Calibrating patterns in structured data: No easy answers here.

“No easy answers” . . . Hey, that’s a title that’s pure anti-clickbait, a veritable kryptonite for social media . . .

Anyway, here’s the story. Adam Przedniczek writes:

I am trying to devise new or tune up already existing statistical tests assessing rate of occurrences of some bigger compound structures, but the most tricky part is to take into account their substructures and building blocks.

To make it as simple as possible, let’s say we are particularly interested in a test for enrichment or over-representation of given structures, e.g. quadruples, over two groups. Everything is clearly depicted in this document.

And here the doubts arise: I have strong premonition that I should take into consideration their inner structure and constituent pairs. In the attachment I show such an adjustment for enrichment of pairs, but I don’t know how to extend this approach properly over higher (more compound) structures.

Hey—this looks like a fun probability problem! (Readers: click on the above link if you haven’t done so already.) The general problem reminds me of things I’ve seen in social networks, where people summarize a network by statistics such as the diameter, the number of open and closed triplets, the number of loops and disconnected components, etc.

My quick answer is that there are two completely different ways to approach the problem. It’s not clear which is best; I guess it could make sense to do both.

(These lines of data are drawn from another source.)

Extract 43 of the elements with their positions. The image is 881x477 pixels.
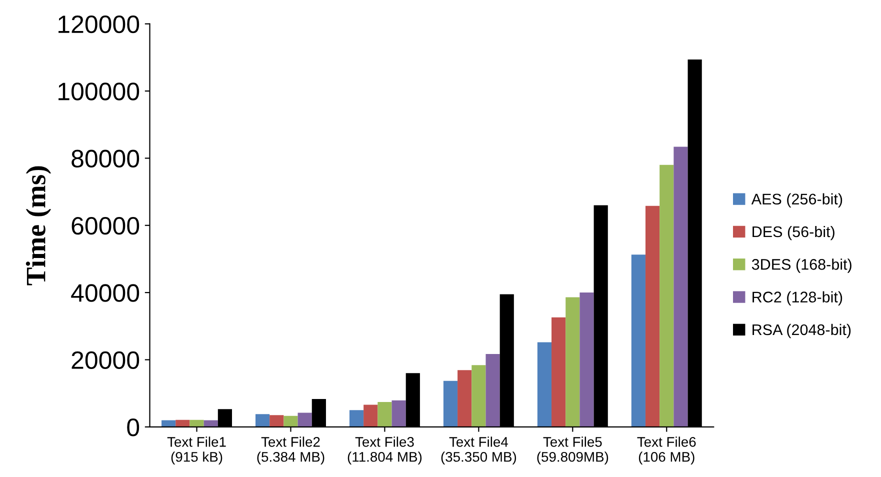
bar	[660, 164, 674, 427]
y-tick-label: 20000	[72, 351, 140, 370]
x-tick-label: Text File6 (106 MB)	[637, 436, 696, 465]
bar	[631, 254, 646, 427]
bar	[364, 404, 378, 427]
bar	[552, 317, 566, 427]
legend-label: AES (256-bit)	[751, 193, 842, 208]
bar	[645, 206, 660, 427]
bar	[270, 415, 284, 427]
bar	[443, 380, 458, 427]
bar	[176, 420, 190, 427]
y-tick-label: 100000	[58, 82, 140, 100]
x-tick-label: Text File2 (5.384 MB)	[257, 436, 324, 465]
bar	[204, 420, 218, 427]
bar	[349, 410, 364, 427]
x-tick-label: Text File5 (59.809MB)	[537, 436, 608, 465]
bar	[458, 370, 472, 427]
bar	[298, 412, 312, 427]
y-tick-label: 80000	[72, 150, 140, 168]
y-tick-label: 40000	[71, 284, 140, 302]
bar	[190, 420, 204, 427]
bar	[674, 146, 688, 427]
bar	[537, 342, 552, 427]
bar	[472, 365, 486, 427]
y-tick-label: 0	[127, 418, 140, 436]
x-tick-label: Text File4 (35.350 MB)	[441, 436, 516, 465]
y-tick-label: 120000	[58, 15, 140, 34]
bar	[255, 414, 270, 427]
bar	[284, 416, 298, 427]
y-axis-title: Time (ms)	[26, 166, 52, 286]
bar	[378, 402, 392, 427]
x-tick-label: Text File3 (11.804 MB)	[348, 436, 422, 465]
legend-label: DES (56-bit)	[752, 226, 834, 240]
x-tick-label: Text File1 (915 kB)	[167, 436, 226, 465]
bar	[486, 354, 500, 427]
y-tick-label: 60000	[72, 216, 140, 235]
bar	[566, 297, 580, 427]
legend-label: RC2 (128-bit)	[752, 291, 842, 306]
bar	[392, 400, 406, 427]
bar	[580, 292, 594, 427]
bar	[162, 420, 176, 427]
legend-label: 3DES (168-bit)	[752, 258, 852, 273]
legend-label: RSA (2048-bit)	[752, 324, 851, 338]
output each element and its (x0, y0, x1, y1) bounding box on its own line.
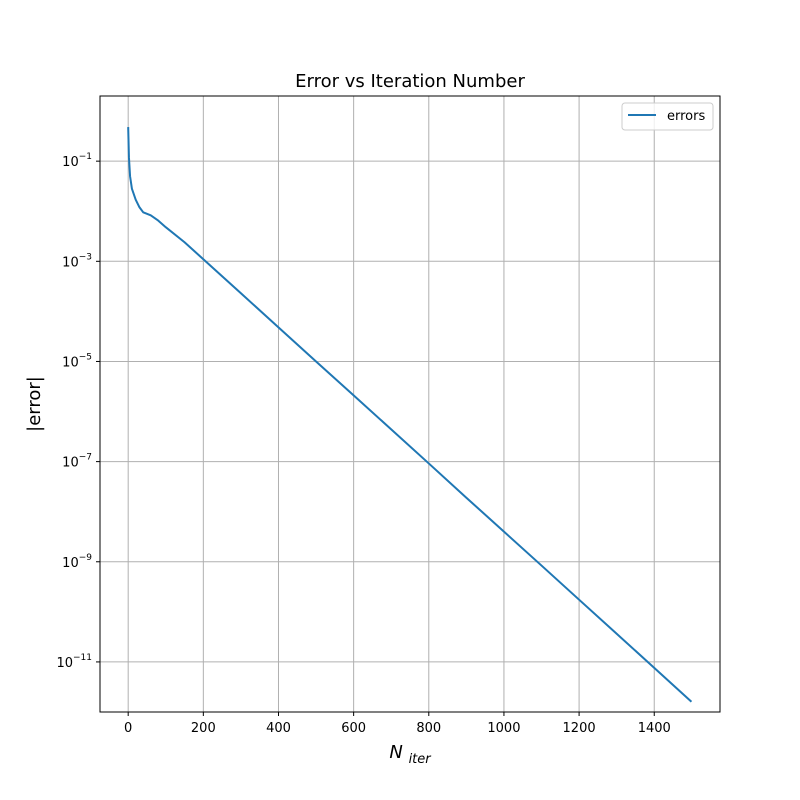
tick-layer: 0 200 400 600 800 1000 1200 140010−1110−910−710… (56, 152, 670, 736)
x-tick-label: 1400 (638, 721, 671, 736)
chart-title: Error vs Iteration Number (295, 71, 525, 92)
x-axis-label-subscript: iter (409, 752, 433, 767)
y-tick-label-base: 10 (62, 155, 79, 170)
y-tick-label-base: 10 (62, 456, 79, 471)
x-tick-label: 200 (191, 721, 216, 736)
series-line-errors (127, 127, 693, 703)
x-axis-label-base: N (389, 742, 402, 763)
x-tick-label: 1000 (487, 721, 520, 736)
grid-layer (100, 96, 720, 712)
y-tick-label: 10−7 (62, 453, 92, 471)
y-tick-label: 10−9 (62, 553, 92, 571)
x-tick-label: 600 (341, 721, 366, 736)
legend-box (621, 102, 714, 131)
y-tick-label-base: 10 (62, 255, 79, 270)
legend: errors (621, 102, 714, 131)
y-tick-label-exponent: −9 (79, 553, 93, 563)
y-tick-label-exponent: −7 (79, 453, 92, 463)
y-tick-label-base: 10 (62, 556, 79, 571)
y-tick-label-exponent: −5 (79, 352, 92, 362)
series-layer (127, 127, 693, 703)
y-tick-label: 10−1 (62, 152, 92, 170)
x-tick-label: 400 (266, 721, 291, 736)
plot-frame (99, 95, 721, 713)
y-tick-label-base: 10 (62, 355, 79, 370)
y-tick-label-exponent: −1 (79, 152, 92, 162)
y-tick-label-base: 10 (56, 656, 73, 671)
x-tick-label: 800 (416, 721, 441, 736)
y-tick-label-exponent: −3 (79, 252, 92, 262)
y-tick-label: 10−3 (62, 252, 92, 270)
x-tick-label: 0 (124, 721, 132, 736)
x-tick-label: 1200 (563, 721, 596, 736)
y-tick-label: 10−11 (56, 653, 92, 671)
x-axis-label: N iter (389, 742, 432, 767)
y-tick-label-exponent: −11 (73, 653, 92, 663)
legend-label-errors: errors (667, 109, 705, 124)
y-tick-label: 10−5 (62, 352, 92, 370)
y-axis-label: |error| (24, 376, 45, 432)
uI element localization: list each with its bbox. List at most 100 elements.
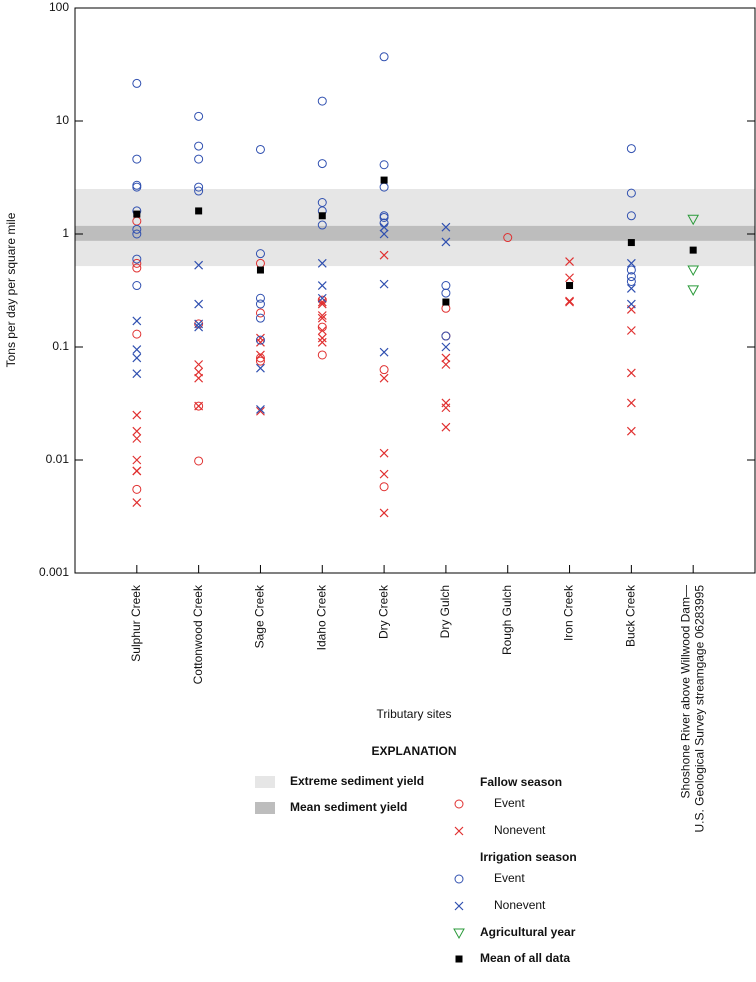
x-tick-label: Rough Gulch [500, 585, 514, 655]
point [317, 337, 327, 347]
point [132, 353, 142, 363]
point [441, 403, 451, 413]
point [256, 350, 265, 360]
point [194, 456, 204, 466]
point [565, 257, 574, 267]
legend-label: Nonevent [494, 898, 546, 912]
legend-marker [455, 955, 463, 963]
point [441, 331, 451, 341]
x-tick-label: Idaho Creek [314, 584, 328, 650]
point [687, 265, 700, 277]
point [565, 297, 574, 307]
point [194, 260, 204, 270]
point [256, 363, 265, 373]
point [255, 144, 265, 154]
x-tick-label: Buck Creek [624, 584, 638, 647]
x-tick-label: Shoshone River above Willwood Dam— [678, 585, 692, 798]
point [132, 180, 142, 190]
point [132, 224, 142, 234]
point [132, 154, 142, 164]
point [195, 207, 203, 215]
point [256, 337, 265, 347]
point [379, 508, 389, 518]
point [318, 212, 326, 220]
point [442, 298, 450, 306]
legend-group: Irrigation season [480, 850, 577, 864]
point [132, 78, 142, 88]
point [256, 406, 265, 416]
y-tick-label: 1 [62, 226, 69, 240]
point [626, 426, 636, 436]
point [317, 293, 327, 303]
point [626, 272, 636, 282]
point [379, 373, 389, 383]
point [132, 281, 142, 291]
point [132, 426, 142, 436]
point [689, 246, 697, 254]
point [256, 405, 265, 414]
point [441, 342, 451, 352]
x-tick-label: Cottonwood Creek [191, 584, 205, 684]
point [379, 250, 389, 260]
point [194, 401, 204, 411]
point [255, 299, 265, 309]
point [194, 360, 204, 369]
point [194, 401, 204, 411]
point [626, 276, 636, 286]
y-tick-label: 0.001 [39, 565, 69, 579]
x-tick-label: Sage Creek [253, 584, 267, 648]
point [194, 141, 204, 151]
point [255, 249, 265, 259]
legend-label: Nonevent [494, 823, 546, 837]
legend-group: Fallow season [480, 775, 562, 789]
point [317, 159, 327, 169]
y-tick-label: 0.01 [46, 452, 70, 466]
x-tick-label: Sulphur Creek [129, 584, 143, 662]
point [317, 96, 327, 106]
point [317, 350, 327, 360]
point [132, 329, 142, 339]
point [503, 233, 513, 243]
point [565, 296, 574, 306]
point [194, 299, 204, 309]
legend-marker [454, 901, 464, 911]
legend-title: EXPLANATION [371, 744, 456, 758]
point [627, 239, 635, 247]
point [255, 353, 265, 363]
point [379, 448, 389, 458]
point [317, 220, 327, 230]
point [132, 410, 142, 420]
point [317, 326, 327, 335]
point [317, 295, 327, 305]
point [194, 373, 204, 383]
x-axis-title: Tributary sites [377, 707, 452, 721]
point [194, 182, 204, 192]
point [317, 311, 327, 320]
legend-marker [454, 874, 464, 884]
point [380, 176, 388, 184]
point [132, 345, 142, 354]
legend-swatch [255, 802, 275, 814]
point [317, 281, 327, 290]
legend-label: Event [494, 871, 525, 885]
point [626, 258, 636, 268]
point [626, 283, 636, 293]
point [255, 356, 265, 366]
point [626, 299, 636, 309]
point [379, 229, 389, 239]
legend-label: Agricultural year [480, 925, 576, 939]
legend-label: Mean sediment yield [290, 800, 407, 814]
point [194, 319, 204, 329]
legend-marker [453, 928, 465, 940]
legend-label: Extreme sediment yield [290, 774, 424, 788]
point [379, 347, 389, 357]
point [317, 297, 327, 307]
point [132, 369, 142, 379]
point [379, 212, 389, 222]
point [255, 293, 265, 303]
point [687, 214, 700, 226]
point [194, 154, 204, 164]
point [379, 222, 389, 232]
point [194, 186, 204, 196]
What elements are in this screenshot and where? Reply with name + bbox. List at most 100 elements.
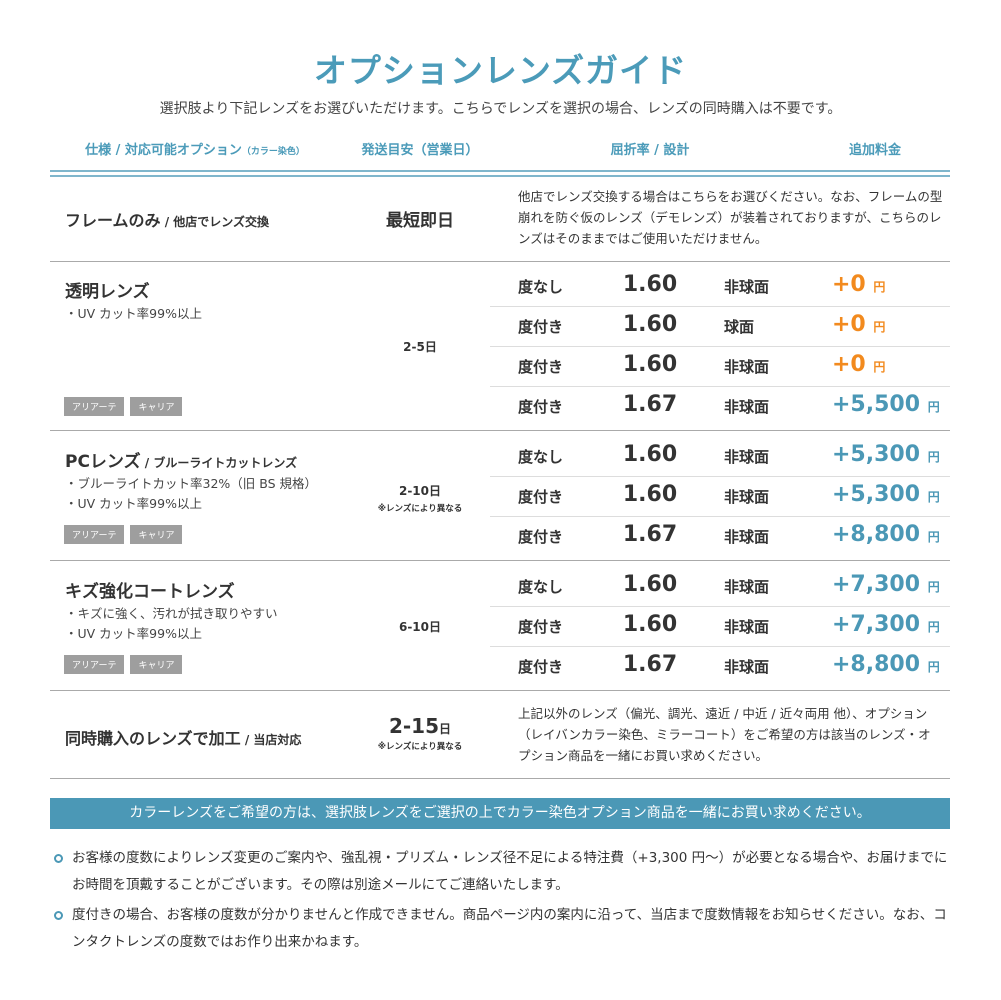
subtitle: 選択肢より下記レンズをお選びいただけます。こちらでレンズを選択の場合、レンズの同… <box>159 101 842 117</box>
lens-design: 非球面 <box>724 398 770 416</box>
price-unit: 円 <box>927 620 940 634</box>
frame-only-desc: 他店でレンズ交換する場合はこちらをお選びください。なお、フレームの型崩れを防ぐ仮… <box>518 189 943 246</box>
section-name: PCレンズ <box>65 452 141 472</box>
additional-price: +7,300 円 <box>832 612 940 637</box>
price-unit: 円 <box>927 530 940 544</box>
price-value: +8,800 <box>832 522 921 547</box>
section-title: 透明レンズ <box>65 277 150 302</box>
note-2: 度付きの場合、お客様の度数が分かりませんと作成できません。商品ページ内の案内に沿… <box>54 902 952 956</box>
note-text: お客様の度数によりレンズ変更のご案内や、強乱視・プリズム・レンズ径不足による特注… <box>72 850 948 893</box>
price-unit: 円 <box>927 490 940 504</box>
processing-days-note: ※レンズにより異なる <box>377 742 463 752</box>
price-unit: 円 <box>873 280 886 294</box>
prescription-label: 度付き <box>518 318 564 336</box>
refractive-index: 1.60 <box>622 612 678 637</box>
divider <box>50 261 950 262</box>
spec-bullet: ・キズに強く、汚れが拭き取りやすい <box>65 606 278 621</box>
refractive-index: 1.60 <box>622 312 678 337</box>
lens-option-row: 度付き 1.67 非球面 +8,800 円 <box>490 646 950 686</box>
section-title: PCレンズ / ブルーライトカットレンズ <box>65 447 297 472</box>
spec-bullet: ・UV カット率99%以上 <box>65 306 202 321</box>
days-value: 2-5 <box>403 340 425 354</box>
processing-sub: / 当店対応 <box>240 733 302 747</box>
section-sub: / ブルーライトカットレンズ <box>140 456 298 470</box>
lens-option-row: 度付き 1.67 非球面 +5,500 円 <box>490 386 950 426</box>
lens-option-row: 度付き 1.60 非球面 +0 円 <box>490 346 950 386</box>
additional-price: +5,500 円 <box>832 392 940 417</box>
divider <box>50 430 950 431</box>
header-spec-small: （カラー染色） <box>241 147 305 157</box>
days-value: 6-10 <box>398 620 429 634</box>
lens-design: 非球面 <box>724 448 770 466</box>
additional-price: +5,300 円 <box>832 482 940 507</box>
lens-design: 非球面 <box>724 528 770 546</box>
row-divider <box>490 606 950 607</box>
lens-design: 非球面 <box>724 658 770 676</box>
price-value: +5,300 <box>832 482 921 507</box>
header-shipping: 発送目安（営業日） <box>361 143 479 158</box>
prescription-label: 度付き <box>518 358 564 376</box>
price-value: +5,500 <box>832 392 921 417</box>
divider <box>50 778 950 779</box>
row-divider <box>490 346 950 347</box>
header-spec-label: 仕様 / 対応可能オプション <box>85 143 242 158</box>
price-unit: 円 <box>927 400 940 414</box>
additional-price: +0 円 <box>832 312 885 337</box>
processing-desc: 上記以外のレンズ（偏光、調光、遠近 / 中近 / 近々両用 他）、オプション（レ… <box>518 706 931 763</box>
header-index: 屈折率 / 設計 <box>610 143 690 158</box>
lens-design: 非球面 <box>724 488 770 506</box>
lens-option-row: 度付き 1.60 非球面 +5,300 円 <box>490 476 950 516</box>
frame-only-sub: / 他店でレンズ交換 <box>160 215 270 229</box>
refractive-index: 1.67 <box>622 522 678 547</box>
shipping-days: 2-10日 ※レンズにより異なる <box>350 476 490 514</box>
lens-option-row: 度付き 1.60 球面 +0 円 <box>490 306 950 346</box>
row-divider <box>490 516 950 517</box>
prescription-label: 度付き <box>518 658 564 676</box>
section-name: キズ強化コートレンズ <box>65 582 235 602</box>
processing-days: 2-15日 ※レンズにより異なる <box>350 714 490 752</box>
section-name: 透明レンズ <box>65 282 150 302</box>
option-tag: キャリア <box>130 655 183 674</box>
spec-bullet: ・ブルーライトカット率32%（旧 BS 規格） <box>65 476 318 491</box>
price-value: +0 <box>832 352 866 377</box>
prescription-label: 度なし <box>518 278 564 296</box>
refractive-index: 1.60 <box>622 442 678 467</box>
row-divider <box>490 306 950 307</box>
row-divider <box>490 646 950 647</box>
price-unit: 円 <box>927 580 940 594</box>
days-value: 2-10 <box>398 484 429 498</box>
lens-option-row: 度付き 1.67 非球面 +8,800 円 <box>490 516 950 556</box>
price-value: +0 <box>832 272 866 297</box>
prescription-label: 度なし <box>518 448 564 466</box>
header-spec: 仕様 / 対応可能オプション（カラー染色） <box>60 139 330 158</box>
option-tags: アリアーテ キャリア <box>64 395 188 416</box>
option-tag: キャリア <box>130 525 183 544</box>
processing-days-unit: 日 <box>439 722 452 736</box>
lens-option-row: 度付き 1.60 非球面 +7,300 円 <box>490 606 950 646</box>
additional-price: +8,800 円 <box>832 652 940 677</box>
option-tag: アリアーテ <box>64 655 125 674</box>
days-note: ※レンズにより異なる <box>377 504 463 514</box>
processing-days-value: 2-15 <box>388 714 440 738</box>
days-unit: 日 <box>429 620 442 634</box>
additional-price: +0 円 <box>832 272 885 297</box>
additional-price: +0 円 <box>832 352 885 377</box>
option-tag: アリアーテ <box>64 397 125 416</box>
page-title: オプションレンズガイド <box>313 51 688 90</box>
processing-title: 同時購入のレンズで加工 / 当店対応 <box>65 725 301 749</box>
frame-only-title: フレームのみ / 他店でレンズ交換 <box>65 207 269 231</box>
divider <box>50 690 950 691</box>
price-unit: 円 <box>873 360 886 374</box>
shipping-days: 6-10日 <box>350 612 490 636</box>
days-unit: 日 <box>424 340 437 354</box>
frame-only-days: 最短即日 <box>386 211 454 231</box>
price-unit: 円 <box>927 660 940 674</box>
lens-design: 球面 <box>724 318 755 336</box>
price-value: +8,800 <box>832 652 921 677</box>
option-tag: キャリア <box>130 397 183 416</box>
divider <box>50 175 950 177</box>
prescription-label: 度付き <box>518 488 564 506</box>
processing-name: 同時購入のレンズで加工 <box>65 729 241 748</box>
spec-bullet: ・UV カット率99%以上 <box>65 626 202 641</box>
circle-bullet-icon <box>54 854 63 863</box>
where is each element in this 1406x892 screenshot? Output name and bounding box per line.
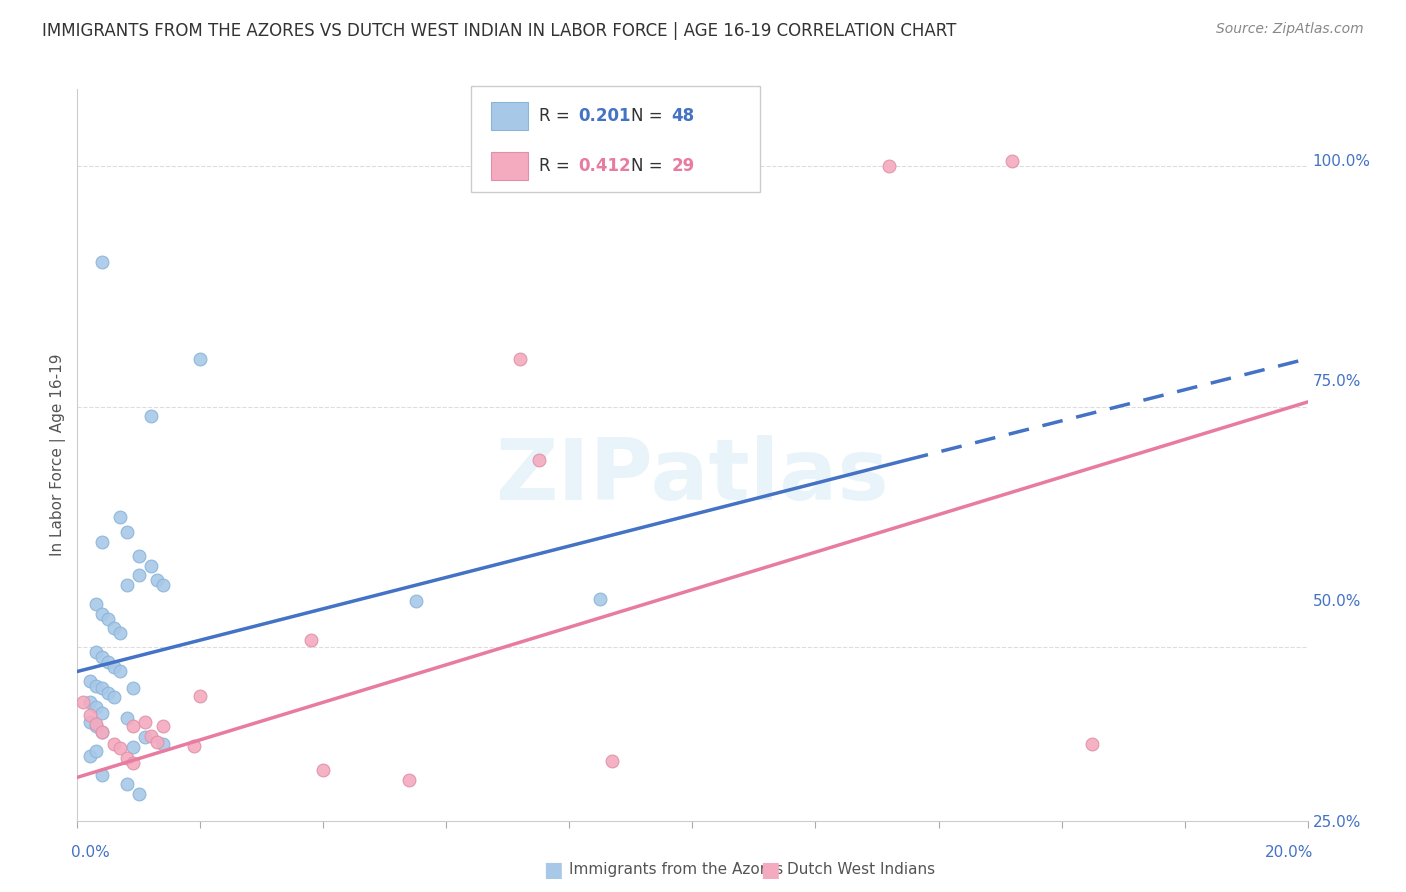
Point <box>103 690 125 705</box>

The first approach is with a generative model. The advantage of the generative model is that you can answer any question you’d like. The disadvantage is that with structured dependence, it can be really hard to come up with a generative model that captures much of the data features that you care about. With network data, they’re still playing around with variants of that horribly oversimplified Erdos-Renyi model of complete independence. Generative modeling can be a great way to learn, but any particular generative model can be a trap if there are important aspects of the data it does not capture.

The second approach is more phenomenological, where you compare different groups using raw data and then do some sort of permutation testing or bootstrapping to get a sense of the variation in your summary statistics. This approach has problems, too, though, in that you need to decide how to do the permutations or sampling. Complete randomness can give misleading answers, and there’s a whole literature, with no good answers, on how to bootstrap or perform permutation tests on time series, spatial, and network data. Indeed, when you get right down to it, a permutation test or a bootstrapping rule corresponds to a sampling model, and that gets you close to the difficulties of generative models that we’ve already discussed.

So . . . no easy answers! But, whatever procedure you do, I recommend you check it using fake-data simulation.